I do not pray that You should take them out of the world, but that You should keep them from the evil one. They are not of the world, just as I am not of the world. Sanctify them by Your truth. Your word is truth. As You sent Me into the world, I also have sent them into the world. (John 17:15-18 NKJV)
Louis Rushmore, Editor
What is the accurate Bible teaching on the age of the earth?
The Bible does not specifically cite the age of the earth. Furthermore, many people, including some Christians, contend that the Bible does not contain sufficient information to calculate the age of the earth. This opinion is especially that of persons influenced by geology and evolutionary theory. Yet, conservative religious people reject entirely organic evolution as both unscientific and anti-God, and geology is but the chum of evolution.
Nevertheless, over the years, several Bible scholars have attempted to organize information from the Scriptures to ascertain a relative age of the earth. Critics, though, have criticized each of these chronological outlines for some failing. “In modern times the systems of Biblical chronology that have been adopted are chiefly those of Ussher and Hales.

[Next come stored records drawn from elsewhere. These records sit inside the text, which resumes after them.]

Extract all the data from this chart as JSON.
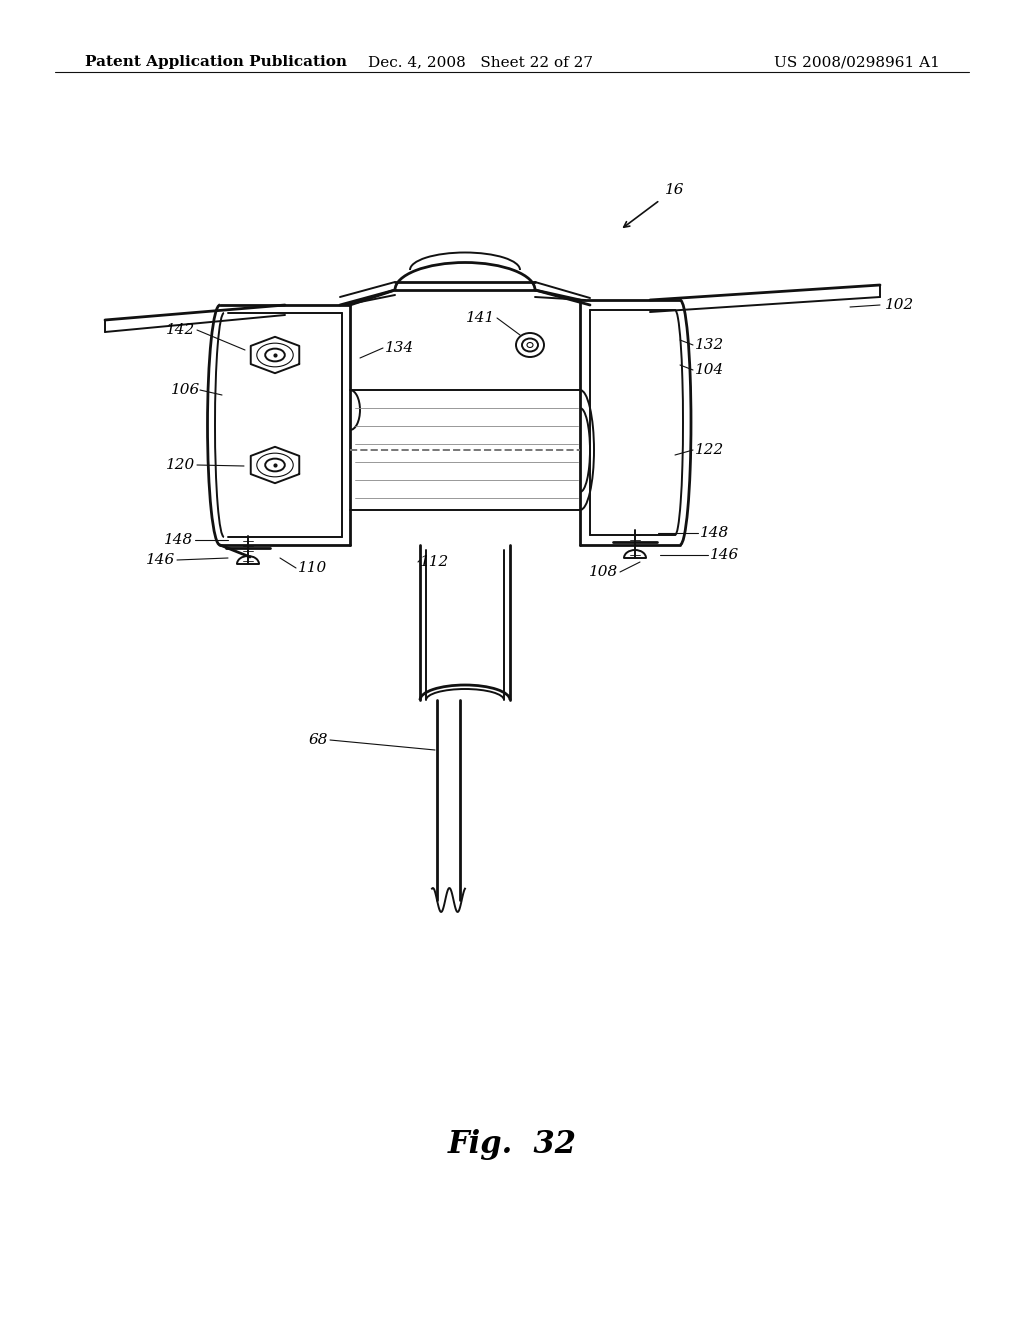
{
  "background_color": "#ffffff",
  "header_left": "Patent Application Publication",
  "header_center": "Dec. 4, 2008   Sheet 22 of 27",
  "header_right": "US 2008/0298961 A1",
  "figure_caption": "Fig.  32",
  "title_fontsize": 22,
  "header_fontsize": 11,
  "label_fontsize": 11,
  "lw_main": 1.4,
  "lw_thick": 2.0,
  "lw_thin": 0.8
}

The former follows the Hebrew, and the latter the Septuagint mainly” (Easton’s). “Dating the Creation has also generated endless speculation. Some 300 years ago an Irish bishop, Ussher, computed the date of Creation by studying the genealogies of Genesis. His conclusion? Creation took place in 4004 B.C. But by 1738 there had been over 200 known attempts to compute the date, with proposed times ranging from 3483 B.C. to 6984 B.C.” (Teacher’s).
International Standard Bible Encyclopaedia explains the methodology used by Ussher.
The literal interpretation, the best known advocate of which was Archbishop Ussher (d. 1656), whose literal arrangement was introduced into the margin of the King James Version after his death. This theory takes the birth- and death-numbers just as they are, and by addition of the time intervals between the birth of the various patriarchs, together with Adam’s age at the birth of Seth, shows that 1,656 years elapsed from the Creation to the Flood, and 290 years from the Flood to Abraham’s birth, according to the Massoretic Text.
Each of the explanations from chronological information in the Bible rests on the literal interpretation of the Bible’s creation week in Genesis and the utter dismissal of evolutionary and geological theories. We concur with taking God’s Word as Truth and at face value, and at the same time, wholly rejecting evolution and geological timetables. The chief differences between the explanations pertain to whether biblical chronologies are viewed as complete or missing some chronological data. Still, each of them argues for a relatively young earth from 6,000 to 10,000 years old.
Excluding evolutionary theory from the equation and liberal criticism respecting such things as the long lifespans of early mankind in Genesis, true science corroborates the notion that the earth is relatively young, not more than 10,000 years old. Not a part of this treatise, other articles and resources address the age of the earth from a true, scientific perspective.
Works Cited
Easton’s Bible Dictionary. CD-ROM. Seattle: Biblesoft, 2006.
International Standard Bible Encyclopaedia. CD-ROM. Seattle: Biblesoft, 2006.
Teacher’s Commentary. CD-ROM. Wheaton: Chariot Victor Publishing, 1987.